Ed è proprio per questo che oggi più di ieri sento che una certezza prende forma: sono un’infermiera che opera nel campo dell’assistenza domiciliare, in progetti disegnati ed erogati per rispondere ai bisogni della singola persona, cuciti su essa e per questo il mio lavoro non si può fermare nemmeno di fronte a un’emergenza come quella che stiamo vivendo, perché per queste persone quello che faccio è utile, perché la cura nel mio lavoro è tutto.

Ai miei colleghi che operano nella Sanità Pubblica, in questi giorni in cui negli Ospedali si sta scatenando il caos, dedico la mia stima. Io da infermiera domiciliare spero di essere loro un po’ di aiuto, prendendomi cura dei miei pazienti al domicilio, perché siamo tutti una grande squadra unita per fare fronte a un problema, e perché finito questo problema continueremo a fare il nostro lavoro, sempre con cura.

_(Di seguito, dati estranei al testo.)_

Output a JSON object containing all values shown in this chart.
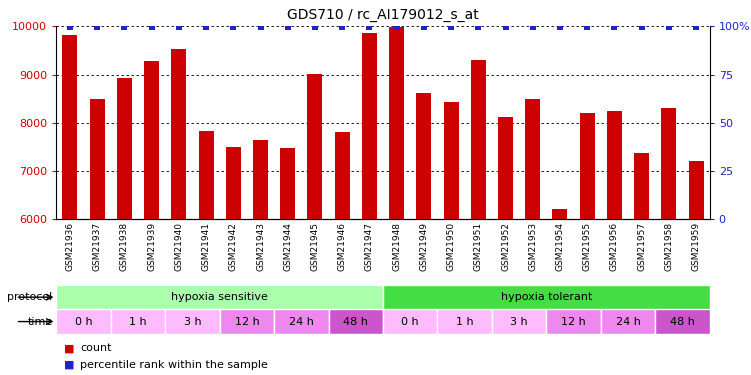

L’Italia è tutta zona rossa, la popolazione è in quarantena, uomini e donne costretti a passare le loro giornate dentro casa e uscire solo per svolgere le attività indispensabili. Nel mio caso è l’indispensabile che arriva a casa loro! Riuscire a erogare un servizio che entra nella quotidianità, che rispetta la persona con empatia e con la massima professionalità, accompagnando i pazienti nel percorso più difficile: la malattia.